Enter the Dreamscape: Location-Based VR Gets a New Player
As certain forward-thinking magazines predicted last year (ahem), VR’s first mass-culture moment has arrived not as a device but as a destination. There’s far more immersive potential in a dedicated VR facility—with its stagecraft and high-end components—than what’s currently possible in your living room. Already, companies like The VOID and Star VR are running bespoke experiences where you can roam imaginary worlds untethered, and Imax has installed virtual reality centers in three of its multiplexes. Next up: A new outfit called Dreamscape Immersive promises to supercharge the escapism of “location-based” VR.
The key is a nifty motion-capture algorithm. By putting trackers on your hands and feet, plus a laptop on your back, Dreamscape can extrapolate what your limbs are doing. The result is a system that brings your full body into VR and enables you to share the experience—and props—with others.
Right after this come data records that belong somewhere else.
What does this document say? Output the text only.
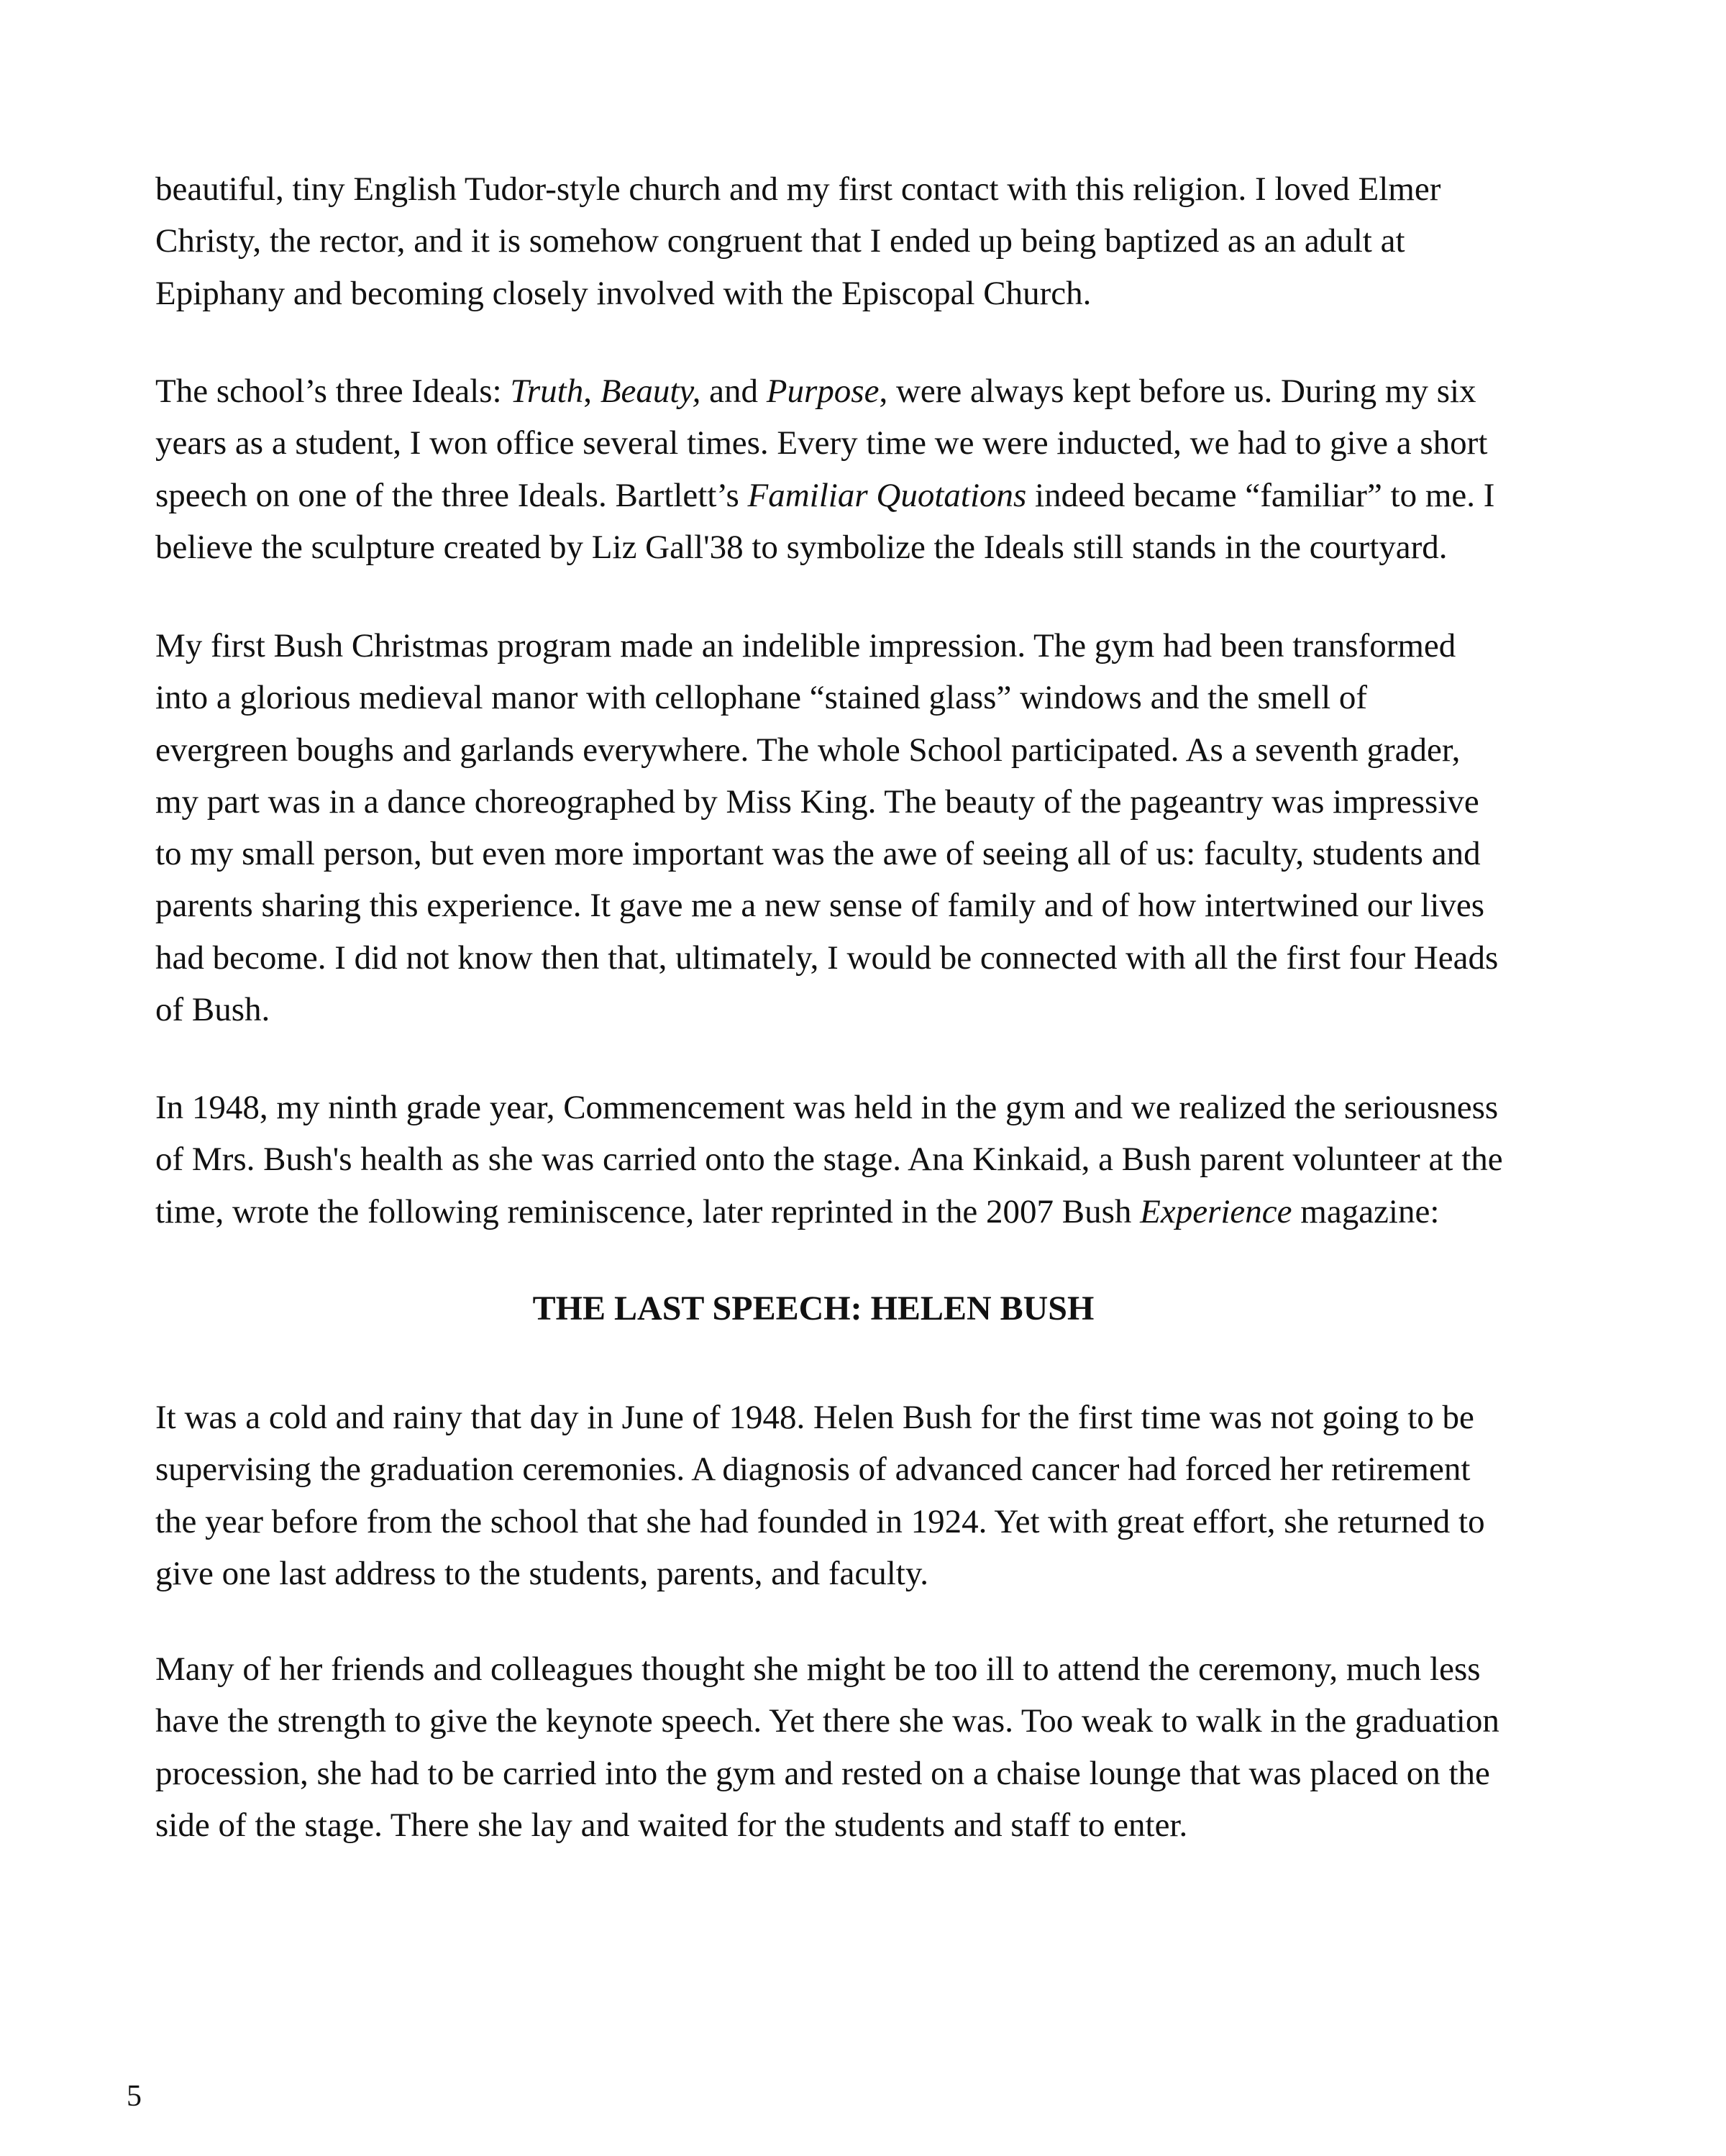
beautiful, tiny English Tudor-style church and my first contact with this religion. I loved Elmer
Christy, the rector, and it is somehow congruent that I ended up being baptized as an adult at
Epiphany and becoming closely involved with the Episcopal Church.

The school’s three Ideals: Truth, Beauty, and Purpose, were always kept before us. During my six
years as a student, I won office several times. Every time we were inducted, we had to give a short
speech on one of the three Ideals. Bartlett’s Familiar Quotations indeed became “familiar” to me. I
believe the sculpture created by Liz Gall'38 to symbolize the Ideals still stands in the courtyard.

My first Bush Christmas program made an indelible impression. The gym had been transformed
into a glorious medieval manor with cellophane “stained glass” windows and the smell of
evergreen boughs and garlands everywhere. The whole School participated. As a seventh grader,
my part was in a dance choreographed by Miss King. The beauty of the pageantry was impressive
to my small person, but even more important was the awe of seeing all of us: faculty, students and
parents sharing this experience. It gave me a new sense of family and of how intertwined our lives
had become. I did not know then that, ultimately, I would be connected with all the first four Heads
of Bush.

In 1948, my ninth grade year, Commencement was held in the gym and we realized the seriousness
of Mrs. Bush's health as she was carried onto the stage. Ana Kinkaid, a Bush parent volunteer at the
time, wrote the following reminiscence, later reprinted in the 2007 Bush Experience magazine:

THE LAST SPEECH: HELEN BUSH

It was a cold and rainy that day in June of 1948. Helen Bush for the first time was not going to be
supervising the graduation ceremonies. A diagnosis of advanced cancer had forced her retirement
the year before from the school that she had founded in 1924. Yet with great effort, she returned to
give one last address to the students, parents, and faculty.

Many of her friends and colleagues thought she might be too ill to attend the ceremony, much less
have the strength to give the keynote speech. Yet there she was. Too weak to walk in the graduation
procession, she had to be carried into the gym and rested on a chaise lounge that was placed on the
side of the stage. There she lay and waited for the students and staff to enter.

5
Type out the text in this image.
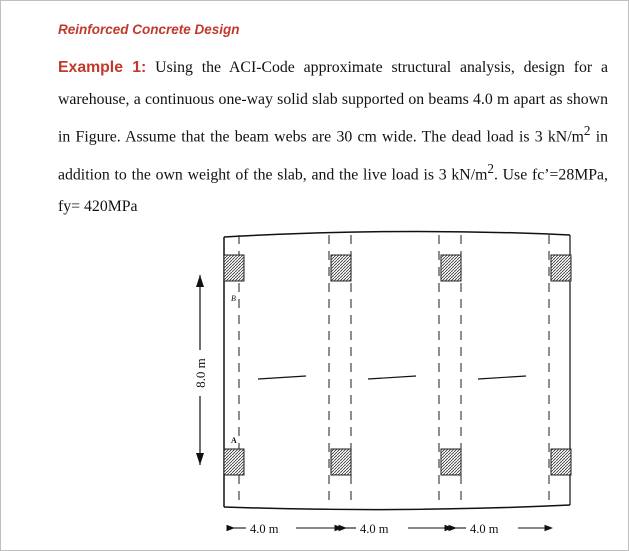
Reinforced Concrete Design
Example 1: Using the ACI-Code approximate structural analysis, design for a warehouse, a continuous one-way solid slab supported on beams 4.0 m apart as shown in Figure. Assume that the beam webs are 30 cm wide. The dead load is 3 $kN/m^2$ in addition to the own weight of the slab, and the live load is 3 $kN/m^2$. Use fc’=28MPa, fy= 420MPa
8.0 m
B
A
4.0 m	4.0 m	4.0 m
Playing catch with a flaming torch; reaching out and feeling the head of a creature that has sidled up to you; swinging a baseball bat and connecting with a real pitch: It’s all unlike anything else in the medium. “We’re not going to be a ‘VRcade,’” says Dreamscape CEO Bruce Vaughn. “This is a chance to transport people into imaginative worlds.”
When can you give it a go? This year. The top floor of Los Angeles’ Westfield Century City mall will soon be home to an array of Yves Béhar–inspired Dreamscape “pods”—and is previewing the experience via a pop-up location until March 14. If you can’t make it to LA, AMC has committed to installing pods in at least six other cities. Oh, and Steven Spielberg is an early investor. E.T. in VR? ZOMG.
1 Everything about your avatar, from hairstyle to fashion, will be customizable. Nice jacket, bro.
2 Headsets are enhanced by a formidable tracking system.
3 With the computer on your back, you’re free to roam.
4 An algorithm relies on just a few body-tracking points to generate your avatar’s full range of motion.